Gordon Brown: Power with Purpose – ‘illuminating’ biography of ‘towering’ politician

James Macintyre’s work explores ‘simmering tensions’ with Tony Blair, and Brown’s ‘ever-active retirement’

Gordon Brown and Tony Blair
Gordon Brown misunderstood the ‘infamous Granita deal’ he struck with Tony Blair
(Image credit: Bruno Vincent / Getty Images)

During his 13 years “at the apex of British politics”, Gordon Brown was often perceived as a “Shakespearean protagonist”, said Jonathan Freedland in The Guardian. “He was the Scot who would be king, consumed by vaulting ambition.” Yet the Brown depicted in this “illuminating” biography is “closer to the hero of a Victorian novel”: a man “driven onwards by a moral purpose”, but beset by misfortune and tragedy.

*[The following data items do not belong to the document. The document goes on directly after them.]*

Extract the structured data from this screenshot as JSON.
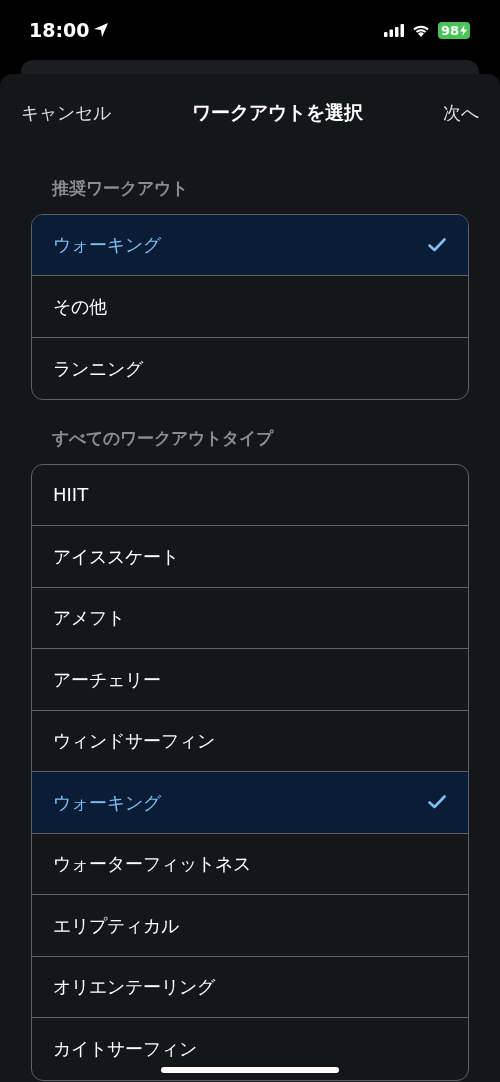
{
  "status_bar": {
    "time": "18:00",
    "battery": "98"
  },
  "nav": {
    "cancel": "キャンセル",
    "title": "ワークアウトを選択",
    "next": "次へ"
  },
  "sections": [
    {
      "header": "推奨ワークアウト",
      "items": [
        {
          "label": "ウォーキング",
          "selected": true
        },
        {
          "label": "その他",
          "selected": false
        },
        {
          "label": "ランニング",
          "selected": false
        }
      ]
    },
    {
      "header": "すべてのワークアウトタイプ",
      "items": [
        {
          "label": "HIIT",
          "selected": false
        },
        {
          "label": "アイススケート",
          "selected": false
        },
        {
          "label": "アメフト",
          "selected": false
        },
        {
          "label": "アーチェリー",
          "selected": false
        },
        {
          "label": "ウィンドサーフィン",
          "selected": false
        },
        {
          "label": "ウォーキング",
          "selected": true
        },
        {
          "label": "ウォーターフィットネス",
          "selected": false
        },
        {
          "label": "エリプティカル",
          "selected": false
        },
        {
          "label": "オリエンテーリング",
          "selected": false
        },
        {
          "label": "カイトサーフィン",
          "selected": false
        }
      ]
    }
  ]
}
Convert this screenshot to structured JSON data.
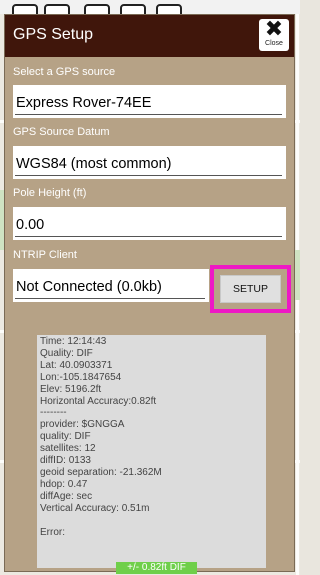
{
  "dialog": {
    "title": "GPS Setup",
    "close_label": "Close",
    "close_glyph": "✖"
  },
  "fields": {
    "source_label": "Select a GPS source",
    "source_value": "Express Rover-74EE",
    "datum_label": "GPS Source Datum",
    "datum_value": "WGS84 (most common)",
    "pole_label": "Pole Height (ft)",
    "pole_value": "0.00",
    "ntrip_label": "NTRIP Client",
    "ntrip_value": "Not Connected (0.0kb)",
    "setup_label": "SETUP"
  },
  "status_lines": [
    "Time: 12:14:43",
    "Quality: DIF",
    "Lat: 40.0903371",
    "Lon:-105.1847654",
    "Elev: 5196.2ft",
    "Horizontal Accuracy:0.82ft",
    "--------",
    "provider: $GNGGA",
    "quality: DIF",
    "satellites: 12",
    "diffID: 0133",
    "geoid separation: -21.362M",
    "hdop: 0.47",
    "diffAge: sec",
    "Vertical Accuracy: 0.51m",
    "",
    "Error:"
  ],
  "bottom_readout": "+/- 0.82ft DIF",
  "colors": {
    "header": "#40160b",
    "dialog_bg": "#b6a286",
    "highlight": "#ee18c5",
    "accuracy_badge": "#6fcf4a"
  }
}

While James Macintyre doesn’t skirt over his subject’s flaws (chiefly his “volcanic temper” and “talent for grudges”), he suggests that these are “vastly outweighed” by his “immense” achievements – which include overseeing massive reductions in child poverty as chancellor, and preventing the collapse of the entire financial system as PM through his decisive leadership after the 2008 crash.

Brown emerges as someone who defies “easy categorisation”: fiercely ambitious, he was uninterested in the “trappings of office”; famously lacking in emotional intelligence, he could be unexpectedly kind. What isn’t – or shouldn’t – be in doubt is his status as “one of the towering figures of recent British history”.